Quatre escales africaines

Lomé

Un petit pays qui, à force de subir des colonisations successives, n'a jamais ni bénéficié ni pâti de la colonisation, tel peut apparaître le Togo. Sur le golfe du Benin, Lomé, cette capitale d'opérette, somnole sous les cocotiers. La vie politique, elle aussi, tient de l'opérette, ou plutôt de la comédie bourgeoise. Les partis politiques nouent des intrigues qui rappellent les imbroglios de Marivaux, sous le regard bienveillant du Président Grunitsky dont ses Ministres m'ont tous répété « qu'il était trop bon. » Lui-même s'est plaint à moi de « multiplier les comités de conciliation entre les partis qui soutiennent (?) son gouvernement sans parvenir à rien concilier ». Les deux représentants, au sein du Gouvernement, de la très extrémiste « Juvento » lui donnent un mal tout particulier, l'invitant par exemple à reconnaître la Chine Populaire, comme l'a fait le Dahomey à qui M. Grunitsky ne le pardonne pas en menaçant d'une agitation syndicale d'ailleurs impossible dans un pays où la plus récente manifestation syndicaliste n'a pas réuni quatre vingt personnes.
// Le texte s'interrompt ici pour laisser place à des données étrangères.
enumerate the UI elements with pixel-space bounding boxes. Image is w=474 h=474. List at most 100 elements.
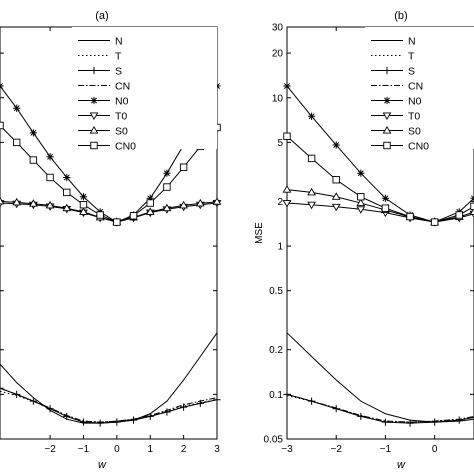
panel-b-xlabel: w [397, 459, 406, 471]
data-point [307, 154, 316, 163]
data-point [357, 169, 365, 177]
panel-b-ylabel: MSE [254, 222, 265, 244]
legend-marker [90, 96, 98, 105]
legend-label: CN0 [115, 141, 136, 153]
y-tick-label: 30 [272, 23, 284, 34]
legend-box [72, 27, 217, 149]
series-line [286, 135, 474, 223]
series-line [286, 395, 474, 423]
data-point [332, 141, 340, 149]
x-tick-label: −1 [380, 444, 392, 455]
data-point [195, 198, 205, 207]
data-point [356, 206, 366, 214]
legend-label: N0 [115, 96, 129, 108]
legend-box [365, 27, 474, 149]
x-tick-label: −3 [281, 444, 293, 455]
panel-b: (b) w MSE −3 −2 −1 03020105210.50.20.10.05 … [254, 10, 474, 471]
data-point [0, 121, 4, 130]
data-point [146, 194, 154, 202]
legend-marker [382, 112, 392, 120]
data-point [283, 82, 291, 90]
data-point [381, 194, 390, 202]
legend-label: T0 [115, 111, 127, 123]
data-point [0, 384, 4, 392]
data-point [96, 419, 104, 427]
y-tick-label: 0.05 [264, 435, 284, 446]
data-point [79, 193, 88, 201]
series-t [286, 395, 474, 423]
series-line [0, 387, 218, 424]
series-line [0, 387, 218, 423]
data-point [282, 185, 292, 193]
legend-marker [382, 126, 392, 134]
x-tick-label: 1 [147, 444, 153, 455]
panel-b-legend: NTS CN N0 T0 S0 CN0 [365, 27, 474, 153]
data-point [28, 199, 38, 207]
data-point [129, 212, 138, 220]
data-point [13, 390, 21, 398]
data-point [79, 201, 88, 209]
legend-label: T [115, 51, 122, 63]
data-point [63, 188, 71, 197]
x-tick-label: 2 [181, 444, 187, 455]
legend-label: CN0 [408, 141, 429, 153]
data-point [146, 199, 154, 207]
data-point [357, 412, 365, 421]
series-line [286, 393, 474, 423]
data-point [162, 203, 172, 212]
y-tick-label: 1 [277, 242, 283, 253]
data-point [307, 201, 316, 210]
legend-marker [90, 141, 98, 150]
data-point [46, 405, 54, 413]
data-point [179, 200, 189, 209]
data-point [308, 112, 316, 120]
data-point [213, 396, 221, 404]
panel-a: (a) w −2 −1 0 1 2 3 NTS CN N0 T0 S0 CN0 [0, 10, 222, 471]
y-tick-label: 20 [272, 49, 284, 60]
y-tick-label: 10 [272, 93, 284, 104]
data-point [0, 196, 5, 205]
data-point [283, 132, 291, 140]
data-point [430, 218, 439, 226]
data-point [63, 173, 71, 182]
legend-marker [383, 96, 391, 105]
data-point [406, 419, 414, 427]
panel-b-title: (b) [394, 10, 407, 22]
data-point [145, 207, 155, 215]
data-point [357, 193, 365, 201]
legend-label: S0 [115, 126, 128, 138]
legend-label: CN [115, 81, 130, 93]
data-point [455, 211, 463, 219]
series-line [286, 332, 474, 423]
data-point [13, 138, 21, 147]
data-point [282, 200, 292, 208]
data-point [62, 203, 72, 212]
panel-a-series [0, 82, 222, 427]
data-point [331, 192, 341, 200]
series-cn [0, 387, 218, 423]
x-tick-label: 0 [114, 444, 120, 455]
panel-a-xlabel: w [98, 459, 107, 471]
legend-marker [90, 66, 98, 75]
legend-label: T [408, 51, 415, 63]
legend-label: T0 [408, 111, 420, 123]
legend-marker [383, 66, 391, 75]
legend-label: S [408, 66, 415, 78]
legend-label: N [408, 36, 416, 48]
x-tick-label: −2 [44, 444, 56, 455]
data-point [79, 418, 88, 426]
data-point [381, 204, 390, 212]
data-point [13, 104, 21, 112]
legend-marker [383, 141, 391, 150]
data-point [332, 405, 340, 413]
series-n [0, 332, 218, 424]
y-tick-label: 0.1 [269, 390, 283, 401]
panel-a-title: (a) [95, 10, 108, 22]
panel-a-legend: NTS CN N0 T0 S0 CN0 [72, 27, 217, 153]
legend-label: S0 [408, 126, 421, 138]
legend-label: N [115, 36, 123, 48]
data-point [113, 418, 121, 426]
data-point [79, 207, 88, 215]
data-point [431, 418, 439, 426]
Malgré tout, ce pays vit de ses deux richesses : le phosphate et la contrebande douanière exercée au détriment de ses voisins.

Celle-ci pourtant est en crise, et le pays en subit le contrecoup. Le Ghana, déversoir habituel de cette contrebande, n'a plus d'argent pour payer. Le cours de la livre ghanéenne s'effondre chaque jour. Lors de mon bref passage, je l'ai vue baisser de quatorze points. Ainsi se révèle au Togo la fragilité d'une économie basée sur quelque chose d'aussi artificiel que la fraude.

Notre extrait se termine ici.